My passion for things
Japanese began early, with my mother’s enthusiasm for the exotic and a high
school friendship that continues to this day. When I was accepted for a year’s
study in Tokyo, courtesy of the University of California’s Education Abroad Program,
an uncle with literary tastes gave me a volume of the writings of Lafcadio
Hearn. Hearn was a total original: born in Greece, raised in Ireland, he came
to the U.S. as a journalist and spent formative years in New Orleans, happily
collecting weird tales and basking in the influence of one of his own favorite
authors, Edgar Allan Poe. In 1890 he sailed to Japan and never left, taking a
Japanese name and a Japanese wife. Collecting ancient Japanese folk tales full
of spectral beings and evil spirits, he carefully rendered them in English and
sent them out into the world. In 1964, Japanese filmmaker Masaki Kobayashi
returned the favor, assembling four Hearn tales into a film he named after one
of Hearn’s anthologies, Kwaidan (implying ghost stories).
Kobayashi, a specialist in jidaigeki (period drama) featuring samurai and epic battle scenes, was hailed by critics and audiences worldwide. Kwaidan won him a Special Jury Prize at the 1965 Cannes Film Festival as well as an Oscar nomination for Best Foreign-Language Film. His achievement was to add to Hearn’s bizarre stories a gorgeously stylized visual element, a spine-tingling score by Toru Takemitsu, and (particularly in the third tale) a narrative voice that captures the portentous formality of classical Japanese theatre.
My favorite of the stories
may be the very first, “The Black Hair.” It involves a classic folktale
situation: a man who abandons his sweet, loyal wife to make a more prosperous
marriage elsewhere. While the spurned wife remains behind in their isolated
home, he ventures into the world and soon weds a wealthy heiress who turns out
to be selfish and cold. Once several years have passed, he realizes that,
despite his new affluence, he sorely misses his gentle first wife.

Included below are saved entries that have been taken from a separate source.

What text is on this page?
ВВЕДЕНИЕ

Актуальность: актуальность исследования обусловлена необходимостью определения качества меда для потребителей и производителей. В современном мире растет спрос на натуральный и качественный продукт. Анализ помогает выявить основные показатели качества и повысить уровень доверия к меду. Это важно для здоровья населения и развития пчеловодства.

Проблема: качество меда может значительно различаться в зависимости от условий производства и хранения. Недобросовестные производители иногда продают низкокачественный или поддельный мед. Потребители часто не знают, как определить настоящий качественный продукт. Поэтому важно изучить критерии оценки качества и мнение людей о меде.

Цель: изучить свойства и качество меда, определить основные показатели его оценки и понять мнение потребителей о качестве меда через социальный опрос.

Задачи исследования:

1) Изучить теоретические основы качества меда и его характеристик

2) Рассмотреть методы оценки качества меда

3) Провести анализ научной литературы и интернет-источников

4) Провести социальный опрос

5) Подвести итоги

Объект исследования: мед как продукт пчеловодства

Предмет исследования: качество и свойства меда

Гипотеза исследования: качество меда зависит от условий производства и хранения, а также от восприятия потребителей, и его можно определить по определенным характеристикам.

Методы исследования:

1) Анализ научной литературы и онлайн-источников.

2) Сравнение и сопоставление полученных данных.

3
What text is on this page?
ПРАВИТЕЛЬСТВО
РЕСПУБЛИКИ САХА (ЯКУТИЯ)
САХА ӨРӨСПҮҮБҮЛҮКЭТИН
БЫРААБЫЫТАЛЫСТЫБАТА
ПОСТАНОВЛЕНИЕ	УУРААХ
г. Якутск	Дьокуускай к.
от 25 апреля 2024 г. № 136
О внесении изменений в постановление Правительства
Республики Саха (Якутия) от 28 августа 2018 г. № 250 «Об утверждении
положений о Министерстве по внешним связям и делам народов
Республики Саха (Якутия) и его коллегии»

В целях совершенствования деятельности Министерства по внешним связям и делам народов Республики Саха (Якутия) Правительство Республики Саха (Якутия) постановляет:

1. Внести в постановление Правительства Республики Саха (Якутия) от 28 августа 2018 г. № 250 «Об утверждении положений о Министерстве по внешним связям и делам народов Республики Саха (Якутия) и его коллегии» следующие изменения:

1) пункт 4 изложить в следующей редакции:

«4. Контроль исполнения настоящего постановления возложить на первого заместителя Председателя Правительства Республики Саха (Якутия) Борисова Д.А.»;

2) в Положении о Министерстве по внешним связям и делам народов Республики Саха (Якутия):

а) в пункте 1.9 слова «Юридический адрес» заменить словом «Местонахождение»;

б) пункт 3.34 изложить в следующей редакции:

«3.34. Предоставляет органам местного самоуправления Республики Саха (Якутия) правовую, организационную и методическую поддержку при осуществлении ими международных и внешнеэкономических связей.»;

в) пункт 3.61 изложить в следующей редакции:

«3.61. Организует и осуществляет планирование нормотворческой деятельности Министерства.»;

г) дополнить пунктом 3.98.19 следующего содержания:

That’s when
he returns home, to be joyfully greeted by wife #1, who refuses to rebuke him
in any way. They spend a tender night together . . . but there’s a dark
surprise awaiting him in the morning.
There are also eerie visual delights in “The Woman of the Snow,” in which a bone-chilling blizzard plays a key role. The strong Japanese connection with the natural world plays out in all the tales, even though we’re keenly aware of the artifice involved in the filming process. “Hoichi the Earless” is perhaps the strangest story of all; Kobayashi chooses to precede this tale of a blind monk who’s a musical master on the biwa by dramatizing the historic sea battle of the Genji and Heike clans in almost Kabuki fashion: I’ll long remember the noble ladies of the defeated side ending their lives by plunging into the sea, their heavy garments billowing around them.
The final segment, “In a Cup of Tea,” evolved from a fragment Hearn found embedded in another story. It begins with an author of the Meiji Period (basically 19th century) writing about a an attendant to a local lord in some earlier era. When the attendant pours himself some tea, he sees in the liquid the face of an unknown man. Ultimately he drinks the tea—and all hell breaks loose. The story, which contains a fierce battle between the attendant and some mysterious assailants representing the teacup-man, ends abruptly. The author doesn’t know how to finish it. But Kobayashi does, and the film ends with one final, very creepy, frisson.